Als Projectleider Schone Zee bij Stichting De Noordzee (SDN) houd ik mij intensief bezig met de scheepvaart, vooral vanaf de wal. Samen met Stichting Duik De Noordzee Schoon ga ik drie dagen mee de Noordzee op. Collega’s die eerder mee gingen zijn enthousiast, want het werk van Duik De Noordzee Schoon is bijzonder, uitdagend, onmisbaar, maar vooral ook stoer: ik heb er zin in!
Zaterdagochtend vroeg gaan collega Francine Hijmans, Manager Partnerships en Fondsenwerving bij SDN, en ik aan boord. We beginnen met het te woord staan van pers, die gelukkig veel interesse tonen in de expeditie. Als we uitvaren volgt een uitgebreide briefing in de kajuit. Terwijl de zee bonkt tegen het schip, proberen wij ons staande te houden bij de eerste zeeziek verschijnselen. Op de Noordzee kan het aardig spoken en de golven zijn de eerste dag hoog. Het meubilair verschuift, kopjes rinkelen in de kratten en mensen zwalken van paal tot paal. Ook al hebben we pleisters geplakt en pillen geslikt, niks helpt nu tegen de zeeziekte. Met je ogen dicht in bed liggen wel, zeggen de kenners en zo begint de reis horizontaal. Ik ben niet de enige die er last van heeft. Er zijn duikers die zo lang mogelijk platliggen en dan snel het water in gaan – in het water ben je niet zeeziek. Het zegt iets over hun gedrevenheid.
Na de eerste dag wordt het weer rustiger en kan ik me samen met andere niet-duikers nuttig maken. We houden duiktijden bij en het wordt een sport de duikers te herkennen zodra ze boven zijn, aan hun manier van zwemmen, kleur helm of pak. Als de duikers de eerste zak met vissersafval binnenhalen sorteren we lood en netten.
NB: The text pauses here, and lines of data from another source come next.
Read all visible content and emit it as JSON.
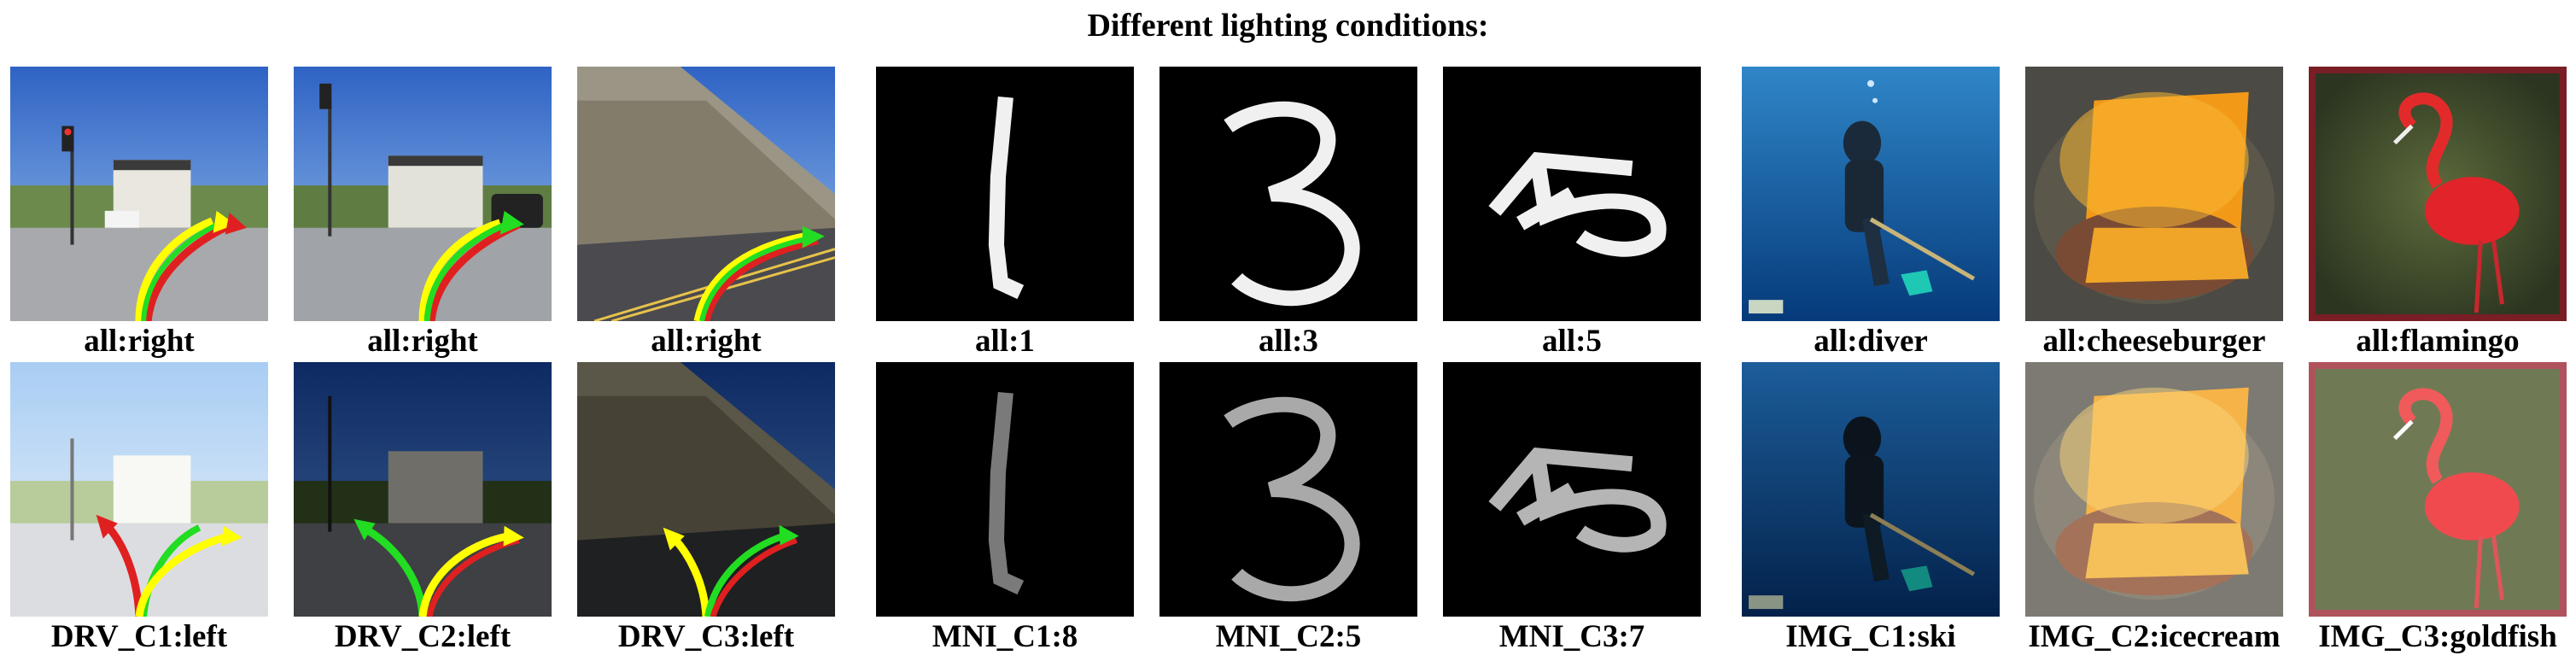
{
  "figure": {
    "title": "Different lighting conditions:",
    "rows": [
      {
        "panels": [
          {
            "caption": "all:right",
            "image": "driving-scene-intersection-traffic-light"
          },
          {
            "caption": "all:right",
            "image": "driving-scene-intersection-traffic-light"
          },
          {
            "caption": "all:right",
            "image": "driving-scene-hillside-road"
          },
          {
            "caption": "all:1",
            "image": "mnist-digit-1"
          },
          {
            "caption": "all:3",
            "image": "mnist-digit-3"
          },
          {
            "caption": "all:5",
            "image": "mnist-digit-5"
          },
          {
            "caption": "all:diver",
            "image": "scuba-diver-underwater"
          },
          {
            "caption": "all:cheeseburger",
            "image": "cheeseburger"
          },
          {
            "caption": "all:flamingo",
            "image": "flamingo-painting"
          }
        ]
      },
      {
        "panels": [
          {
            "caption": "DRV_C1:left",
            "image": "driving-scene-intersection-brightened"
          },
          {
            "caption": "DRV_C2:left",
            "image": "driving-scene-intersection-darkened"
          },
          {
            "caption": "DRV_C3:left",
            "image": "driving-scene-hillside-darkened"
          },
          {
            "caption": "MNI_C1:8",
            "image": "mnist-digit-1-dimmed"
          },
          {
            "caption": "MNI_C2:5",
            "image": "mnist-digit-3-dimmed"
          },
          {
            "caption": "MNI_C3:7",
            "image": "mnist-digit-5-dimmed"
          },
          {
            "caption": "IMG_C1:ski",
            "image": "scuba-diver-darkened"
          },
          {
            "caption": "IMG_C2:icecream",
            "image": "cheeseburger-brightened"
          },
          {
            "caption": "IMG_C3:goldfish",
            "image": "flamingo-painting-brightened"
          }
        ]
      }
    ]
  }
}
Het te water gaan en ook het weer terug op het schip komen van de duikers is een spectaculair gezicht. Het uitzicht over zee, de wolken en het licht erboven zijn op elk moment van de dag anders. Het is vanaf het schip ook duidelijk hoe druk de Noordzee is met boorplatforms, windmolens en schepen.
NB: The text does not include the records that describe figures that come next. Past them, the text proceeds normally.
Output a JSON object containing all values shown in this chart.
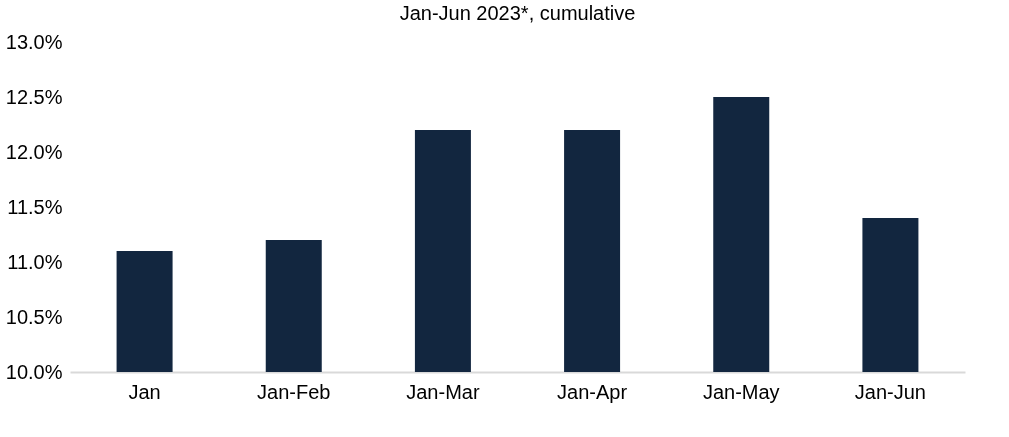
{
  "chart_data": {
    "type": "bar",
    "title": "Jan-Jun 2023*, cumulative",
    "categories": [
      "Jan",
      "Jan-Feb",
      "Jan-Mar",
      "Jan-Apr",
      "Jan-May",
      "Jan-Jun"
    ],
    "values": [
      11.1,
      11.2,
      12.2,
      12.2,
      12.5,
      11.4
    ],
    "color": "#12263f",
    "ylim": [
      10,
      13
    ],
    "yticks": [
      {
        "value": 10,
        "label": "10.0%"
      },
      {
        "value": 10.5,
        "label": "10.5%"
      },
      {
        "value": 11,
        "label": "11.0%"
      },
      {
        "value": 11.5,
        "label": "11.5%"
      },
      {
        "value": 12,
        "label": "12.0%"
      },
      {
        "value": 12.5,
        "label": "12.5%"
      },
      {
        "value": 13,
        "label": "13.0%"
      }
    ],
    "grid": false
  }
}
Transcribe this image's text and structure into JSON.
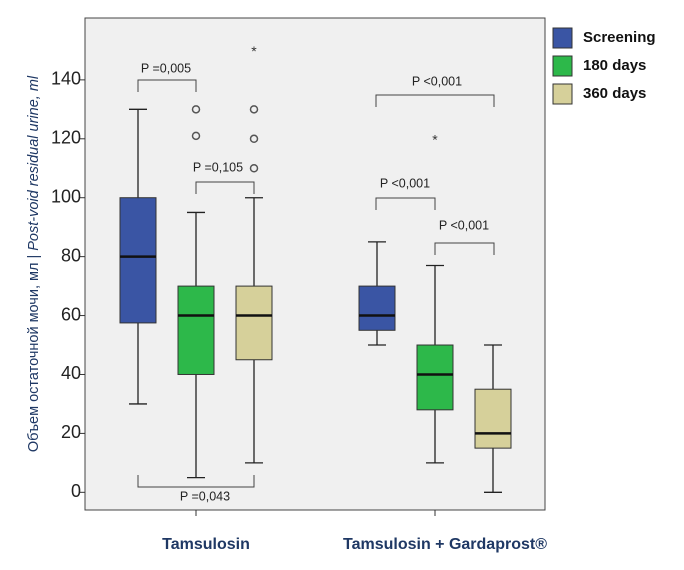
{
  "chart_data": {
    "type": "box",
    "ylabel": [
      "Объем остаточной мочи, мл | ",
      "Post-void residual urine, ml"
    ],
    "categories": [
      "Tamsulosin",
      "Tamsulosin + Gardaprost®"
    ],
    "ylim": [
      -6,
      161
    ],
    "yticks": [
      0,
      20,
      40,
      60,
      80,
      100,
      120,
      140
    ],
    "series": [
      {
        "name": "Screening",
        "color": "#3a55a4",
        "min": [
          30,
          50
        ],
        "q1": [
          57.5,
          55
        ],
        "median": [
          80,
          60
        ],
        "q3": [
          100,
          70
        ],
        "max": [
          130,
          85
        ],
        "outliers": [
          [],
          []
        ],
        "extremes": [
          [],
          []
        ]
      },
      {
        "name": "180 days",
        "color": "#2db84a",
        "min": [
          5,
          10
        ],
        "q1": [
          40,
          28
        ],
        "median": [
          60,
          40
        ],
        "q3": [
          70,
          50
        ],
        "max": [
          95,
          77
        ],
        "outliers": [
          [
            121,
            130
          ],
          []
        ],
        "extremes": [
          [],
          [
            120
          ]
        ]
      },
      {
        "name": "360 days",
        "color": "#d6d09a",
        "min": [
          10,
          0
        ],
        "q1": [
          45,
          15
        ],
        "median": [
          60,
          20
        ],
        "q3": [
          70,
          35
        ],
        "max": [
          100,
          50
        ],
        "outliers": [
          [
            110,
            120,
            130
          ],
          []
        ],
        "extremes": [
          [
            150
          ],
          []
        ]
      }
    ],
    "annotations": [
      "P =0,005",
      "P =0,105",
      "P =0,043",
      "P <0,001",
      "P <0,001",
      "P <0,001"
    ]
  }
}
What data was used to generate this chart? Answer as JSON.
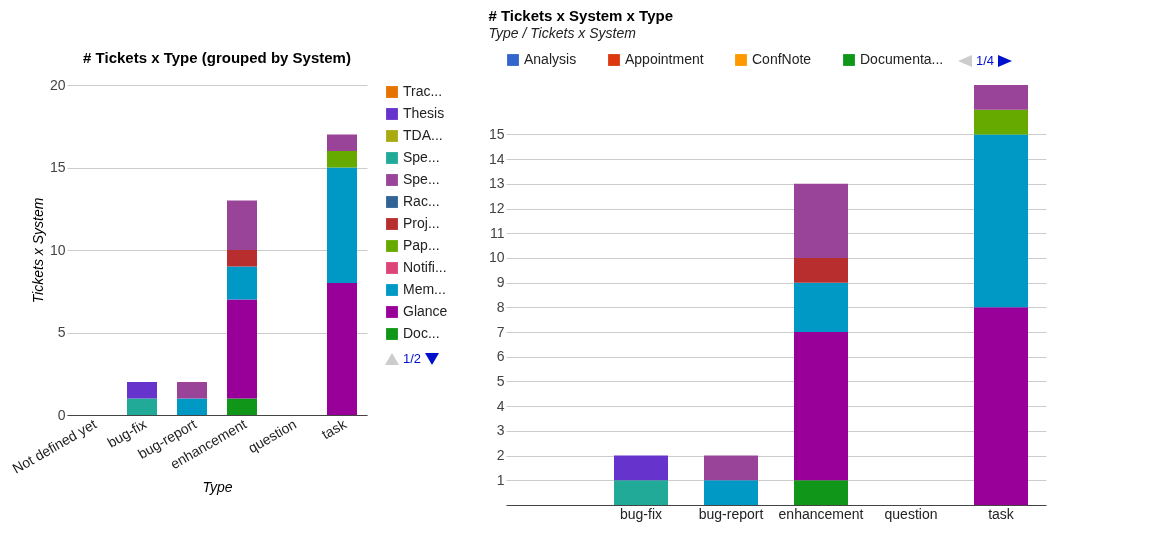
{
  "chart_data": [
    {
      "type": "bar",
      "stacked": true,
      "title": "# Tickets x Type (grouped by System)",
      "xlabel": "Type",
      "ylabel": "Tickets x System",
      "categories": [
        "Not defined yet",
        "bug-fix",
        "bug-report",
        "enhancement",
        "question",
        "task"
      ],
      "series": [
        {
          "name": "Doc...",
          "color": "#109618",
          "values": [
            null,
            null,
            null,
            1,
            null,
            null
          ]
        },
        {
          "name": "Glance",
          "color": "#990099",
          "values": [
            null,
            null,
            null,
            6,
            null,
            8
          ]
        },
        {
          "name": "Mem...",
          "color": "#0099c6",
          "values": [
            null,
            null,
            1,
            2,
            null,
            7
          ]
        },
        {
          "name": "Notifi...",
          "color": "#dd4477",
          "values": [
            null,
            null,
            null,
            null,
            null,
            null
          ]
        },
        {
          "name": "Pap...",
          "color": "#66aa00",
          "values": [
            null,
            null,
            null,
            null,
            null,
            1
          ]
        },
        {
          "name": "Proj...",
          "color": "#b82e2e",
          "values": [
            null,
            null,
            null,
            1,
            null,
            null
          ]
        },
        {
          "name": "Rac...",
          "color": "#316395",
          "values": [
            null,
            null,
            null,
            null,
            null,
            null
          ]
        },
        {
          "name": "Spe...",
          "color": "#994499",
          "values": [
            null,
            null,
            1,
            3,
            null,
            1
          ]
        },
        {
          "name": "Spe...",
          "color": "#22aa99",
          "values": [
            null,
            1,
            null,
            null,
            null,
            null
          ]
        },
        {
          "name": "TDA...",
          "color": "#aaaa11",
          "values": [
            null,
            null,
            null,
            null,
            null,
            null
          ]
        },
        {
          "name": "Thesis",
          "color": "#6633cc",
          "values": [
            null,
            1,
            null,
            null,
            null,
            null
          ]
        },
        {
          "name": "Trac...",
          "color": "#e67300",
          "values": [
            null,
            null,
            null,
            null,
            null,
            null
          ]
        }
      ],
      "ylim": [
        0,
        20
      ],
      "yticks": [
        0,
        5,
        10,
        15,
        20
      ],
      "grid": "y",
      "legend": "right",
      "annotations": [
        "1/2"
      ]
    },
    {
      "type": "bar",
      "stacked": true,
      "title": "# Tickets x System x Type",
      "subtitle": "Type / Tickets x System",
      "categories": [
        null,
        "bug-fix",
        "bug-report",
        "enhancement",
        "question",
        "task"
      ],
      "series": [
        {
          "name": "Analysis",
          "color": "#3366cc",
          "values": [
            null,
            null,
            null,
            null,
            null,
            null
          ]
        },
        {
          "name": "Appointment",
          "color": "#dc3912",
          "values": [
            null,
            null,
            null,
            null,
            null,
            null
          ]
        },
        {
          "name": "ConfNote",
          "color": "#ff9900",
          "values": [
            null,
            null,
            null,
            null,
            null,
            null
          ]
        },
        {
          "name": "Documenta...",
          "color": "#109618",
          "values": [
            null,
            null,
            null,
            1,
            null,
            null
          ]
        },
        {
          "color": "#990099",
          "values": [
            null,
            null,
            null,
            6,
            null,
            8
          ]
        },
        {
          "color": "#0099c6",
          "values": [
            null,
            null,
            1,
            2,
            null,
            7
          ]
        },
        {
          "color": "#66aa00",
          "values": [
            null,
            null,
            null,
            null,
            null,
            1
          ]
        },
        {
          "color": "#b82e2e",
          "values": [
            null,
            null,
            null,
            1,
            null,
            null
          ]
        },
        {
          "color": "#994499",
          "values": [
            null,
            null,
            1,
            3,
            null,
            1
          ]
        },
        {
          "color": "#22aa99",
          "values": [
            null,
            1,
            null,
            null,
            null,
            null
          ]
        },
        {
          "color": "#6633cc",
          "values": [
            null,
            1,
            null,
            null,
            null,
            null
          ]
        }
      ],
      "ylim": [
        0,
        17
      ],
      "yticks": [
        1,
        2,
        3,
        4,
        5,
        6,
        7,
        8,
        9,
        10,
        11,
        12,
        13,
        14,
        15
      ],
      "grid": "y",
      "legend": "top",
      "annotations": [
        "1/4"
      ]
    }
  ]
}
Het ene na het andere containerschip vaart voorbij en zo word ik steeds herinnerd aan mijn focus voor deze expeditie: het afval van MSC Zoe. Ondanks bergen en opruimacties ligt nog veel materiaal uit de 342 containers die het schip in januari verloor in zee. Aan boord geef ik een presentatie over de containerramp en ons werk sindsdien. Deze wordt met interesse ontvangen. Bij de eerste duik boven de Wadden waar afval zou kunnen liggen is het zicht slecht. De duikers willen graag opruimen en zijn gespitst op het afval. Er wordt niets gevonden. Ligt het er niet of vinden we het niet? Bij de tweede duik is het raak: de duikers treffen pannen en koffers aan. Het moet voor de duikers een wonderlijk beeld zijn. Ook de komende dagen wordt gedoken op plekken waar afval kan liggen. Aandacht voor de containerramp blijft hard nodig. Goed opruimen, de ecologische effecten monitoren en preventieve maatregelen invoeren zodat dit nooit meer gebeurt zijn essentieel om ons grootste natuurgebied schoon te krijgen.
Francine en ik stappen na drie dagen af en reizen via Lauwersoog weer naar huis. Als toegift krijgen we nog mooi zicht op een zandbank waar verschillende zeehonden hun vitamine D liggen aan te vullen.
De duikers duiken door en ik ga me vanaf de wal weer inzetten voor een schone en gezonde maar vooral prachtige Noordzee. Heel veel dank aan alle mensen van DDNZS, de bemanning aan boord en alle duikers voor het delen van jullie kennis, het warme welkom, de kameraadschap en de mooie ervaring!